Orson “Old Mountain” Phelps (1817-1905). World renowned mountain guide and longtime resident of Keene Valley. He cut the Bartlett Mountain Trail and the trail to Mount Marcy from Lower Ausable Lake. He had a special affinity for Mount Marcy, which he claimed to have summited more than one hundred times. Phelps Mountain and Phelps Brook were named for him.

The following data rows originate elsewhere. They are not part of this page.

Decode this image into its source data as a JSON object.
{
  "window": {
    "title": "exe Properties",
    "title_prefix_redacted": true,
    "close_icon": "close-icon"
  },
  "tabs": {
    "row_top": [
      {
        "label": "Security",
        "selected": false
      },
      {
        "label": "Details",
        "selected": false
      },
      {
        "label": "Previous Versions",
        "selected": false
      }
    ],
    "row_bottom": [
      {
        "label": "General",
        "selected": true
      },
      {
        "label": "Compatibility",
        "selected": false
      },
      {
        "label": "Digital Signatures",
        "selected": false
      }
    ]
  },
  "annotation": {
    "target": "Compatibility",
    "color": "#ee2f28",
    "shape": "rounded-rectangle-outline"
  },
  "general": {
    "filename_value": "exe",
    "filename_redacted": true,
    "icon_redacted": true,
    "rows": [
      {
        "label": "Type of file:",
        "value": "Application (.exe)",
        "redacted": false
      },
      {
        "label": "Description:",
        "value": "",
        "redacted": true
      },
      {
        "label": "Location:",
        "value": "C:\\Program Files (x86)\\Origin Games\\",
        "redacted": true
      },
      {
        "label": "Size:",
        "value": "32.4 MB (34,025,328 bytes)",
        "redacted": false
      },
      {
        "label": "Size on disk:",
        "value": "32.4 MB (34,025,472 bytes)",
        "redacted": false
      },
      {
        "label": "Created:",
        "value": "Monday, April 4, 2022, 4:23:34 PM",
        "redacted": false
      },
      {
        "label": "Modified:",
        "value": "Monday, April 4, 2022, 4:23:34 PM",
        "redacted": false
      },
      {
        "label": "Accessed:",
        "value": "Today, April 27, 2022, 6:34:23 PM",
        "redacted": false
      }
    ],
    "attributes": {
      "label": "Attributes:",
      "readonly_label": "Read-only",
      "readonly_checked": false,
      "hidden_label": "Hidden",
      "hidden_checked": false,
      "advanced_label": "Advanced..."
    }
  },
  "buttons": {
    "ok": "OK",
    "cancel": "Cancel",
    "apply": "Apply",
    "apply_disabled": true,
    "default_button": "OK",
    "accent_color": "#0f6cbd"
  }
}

Born in Vermont, he was the son of a surveyor and worked at the Adirondack Iron Works in Tahawus in his youth before becoming a professional guide. He was celebrated for his keen observation of wildlife and plants. Like most other guides of the time, he fished, hunted, and trapped. He also collected wildflowers and harvested materials he used to craft durable pack baskets. Alfred Donaldson observed that “One does not think of Old Phelps so much as a lover of nature…as a part of nature itself.”
Unsurprising for a man who spent much time alone in the woods, Phelps was considered unique and even eccentric in his perspective. He was as deeply religious as any man of his century, but his sporadic church attendance never overshadowed the God he met in meadow flower and mountaintop. A storehouse of information about natural lore, combined with a trove of knowledge of scenic hideaways, were his attractions as a guide. While other entrepreneurs mined the early tourist trade for the sport of hunting and fishing, and today’s pilgrims are drawn to test their grit against the mountain, Phelps was in the wilderness to hear the voices of God. As such, he attracted disciples more than clients, bursting into national acclaim through Charles Dudley Warner’s tribute in The Atlantic. “Old Mountain” Phelps became the consummate denizen of the wild, with the disheveled appearance and primitive education requisite in the philosopher sprung from nature.
His dislike of bathing was well attested, but far from being an anchorite, he was in fact a village dweller with a large family. His intellect was cultivated as much by voracious reading as by forest spirits, and the quality of his published field studies led dedicated scholars to lament his loss to the natural sciences. The popular portrayal was true, however, in the sense that Phelps was not a goal-oriented man. Others might scramble for a decent living or strive to conquer mountain upon mountain, but Phelps was in the world to enjoy it. His appreciation shone through his poetry:
Of great boulder rocks and their sweet crystal fountains,
Fresh from their Creator they have all come to me.
And I must soon leave to unborn generations,
Those scenes that so long have been dear to my sight,
Who will hereafter view them with varied emotions,
And volumes about them great Authors will write.
Oh! The old feldspar mountains, with their sweet crystal fountains,
The evergreen mountains we all love so well!
We all love the Adirondacks, but we all differ in our capacity to understand how remarkable our place in the world truly is. Old Mountain Phelps was a guide into this ever uncharted terrain.